Message by Aldo:
Hello again.
I’ve runned succesfully experiments with an Al cylinder hovering on Condutive Lunar Dust with reasonable computational time (20 min). The automated Dt=0.1s for a 150s experiment.
The problem is when the cylinder is made of Kapton or any other dielectric material, the computational time rise to 7 days aprox, beacuse automatic time steps become as small as Dt=1E-4s.
Is there any way to reduce this computational time?
Thank you .
Message by Sébastien Hess:
Hello,
SPIS limits the time step to avoid large change of potential from one step to the other.

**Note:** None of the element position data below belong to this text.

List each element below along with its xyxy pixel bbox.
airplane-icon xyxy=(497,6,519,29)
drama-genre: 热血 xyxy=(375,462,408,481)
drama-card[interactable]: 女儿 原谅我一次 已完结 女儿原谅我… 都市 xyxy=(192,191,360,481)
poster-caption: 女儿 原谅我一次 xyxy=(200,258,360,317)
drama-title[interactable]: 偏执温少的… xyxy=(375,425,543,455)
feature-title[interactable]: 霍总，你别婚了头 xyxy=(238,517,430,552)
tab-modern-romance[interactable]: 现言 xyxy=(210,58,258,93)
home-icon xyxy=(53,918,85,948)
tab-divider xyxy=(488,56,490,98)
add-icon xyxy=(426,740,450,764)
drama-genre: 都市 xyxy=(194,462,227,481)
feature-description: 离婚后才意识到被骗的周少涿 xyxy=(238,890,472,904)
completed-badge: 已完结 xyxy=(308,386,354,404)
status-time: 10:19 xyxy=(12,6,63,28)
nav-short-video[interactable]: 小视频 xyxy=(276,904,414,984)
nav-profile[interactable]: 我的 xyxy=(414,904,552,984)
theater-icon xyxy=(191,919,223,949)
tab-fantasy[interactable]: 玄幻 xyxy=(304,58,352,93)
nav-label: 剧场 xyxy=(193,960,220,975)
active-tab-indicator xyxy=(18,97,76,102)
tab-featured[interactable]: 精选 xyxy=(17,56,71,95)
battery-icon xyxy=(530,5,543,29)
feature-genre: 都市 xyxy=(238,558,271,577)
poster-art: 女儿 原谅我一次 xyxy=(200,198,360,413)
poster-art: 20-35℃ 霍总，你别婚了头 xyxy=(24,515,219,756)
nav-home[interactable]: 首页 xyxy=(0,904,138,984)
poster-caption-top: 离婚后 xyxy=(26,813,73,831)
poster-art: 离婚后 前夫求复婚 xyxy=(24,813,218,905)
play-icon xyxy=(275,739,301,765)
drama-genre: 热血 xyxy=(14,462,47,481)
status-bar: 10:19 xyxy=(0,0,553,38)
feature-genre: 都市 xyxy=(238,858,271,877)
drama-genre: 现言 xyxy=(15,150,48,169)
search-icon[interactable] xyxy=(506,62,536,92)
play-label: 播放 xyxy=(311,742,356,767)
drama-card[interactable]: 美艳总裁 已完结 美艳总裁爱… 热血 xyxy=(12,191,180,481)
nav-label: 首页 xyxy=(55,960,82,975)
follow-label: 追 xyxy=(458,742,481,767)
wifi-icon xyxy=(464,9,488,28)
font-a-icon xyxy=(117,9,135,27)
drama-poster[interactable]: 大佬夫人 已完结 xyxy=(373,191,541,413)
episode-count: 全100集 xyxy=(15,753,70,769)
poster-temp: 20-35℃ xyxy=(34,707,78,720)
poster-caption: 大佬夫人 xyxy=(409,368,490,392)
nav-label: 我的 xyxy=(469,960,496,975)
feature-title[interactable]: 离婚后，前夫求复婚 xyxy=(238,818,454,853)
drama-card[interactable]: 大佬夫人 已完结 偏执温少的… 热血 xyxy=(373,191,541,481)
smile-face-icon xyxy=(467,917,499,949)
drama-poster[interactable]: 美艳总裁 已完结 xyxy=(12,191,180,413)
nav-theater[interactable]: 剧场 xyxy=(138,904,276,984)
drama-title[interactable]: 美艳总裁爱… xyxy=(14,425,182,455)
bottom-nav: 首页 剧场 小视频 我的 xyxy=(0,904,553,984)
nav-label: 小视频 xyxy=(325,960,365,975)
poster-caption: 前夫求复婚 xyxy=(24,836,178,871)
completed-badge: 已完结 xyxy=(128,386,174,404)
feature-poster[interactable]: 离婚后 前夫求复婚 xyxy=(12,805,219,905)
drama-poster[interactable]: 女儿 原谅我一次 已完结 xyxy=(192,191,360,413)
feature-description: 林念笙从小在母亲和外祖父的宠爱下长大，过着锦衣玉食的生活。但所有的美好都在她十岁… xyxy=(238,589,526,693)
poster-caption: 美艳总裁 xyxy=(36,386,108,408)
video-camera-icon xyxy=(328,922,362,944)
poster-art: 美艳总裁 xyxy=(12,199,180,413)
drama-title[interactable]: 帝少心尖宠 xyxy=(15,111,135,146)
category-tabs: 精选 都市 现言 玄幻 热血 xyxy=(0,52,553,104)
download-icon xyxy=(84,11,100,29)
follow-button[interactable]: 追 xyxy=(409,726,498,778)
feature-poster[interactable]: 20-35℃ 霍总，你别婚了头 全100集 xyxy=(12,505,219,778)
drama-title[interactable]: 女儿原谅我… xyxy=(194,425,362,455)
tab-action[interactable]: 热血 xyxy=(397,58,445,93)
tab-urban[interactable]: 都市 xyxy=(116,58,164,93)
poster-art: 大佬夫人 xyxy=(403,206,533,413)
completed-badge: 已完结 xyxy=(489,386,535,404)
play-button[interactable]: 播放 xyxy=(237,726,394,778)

When you have a conductive material, the code first integrate the current over all the conductive surfaces and then roughly solves dV=Sum(J_i*Surf_i)/(C_sat*Surf_total)
When you have a dielectric material, the code solves the circuit for each dielectric surface element dV_i=J_i/C_diel
Two things happen: (1) the potential evolves with the dielectric capacitance rather then the Csat capacitance (you may increase the relative dielectric constant RDC of the material to increase C_diel, so it behave the same way than with Csat)
(2) the preliminary integration over the conductive surfaces increases the noise to signal ratio, so that the time steps are limited by the noise level. You may increase the number of particles to reduce the noise, smooth the current (Global parameter smoothingI =1 or 2), increase a bit the validityRenormalisation up to 2 should be OK.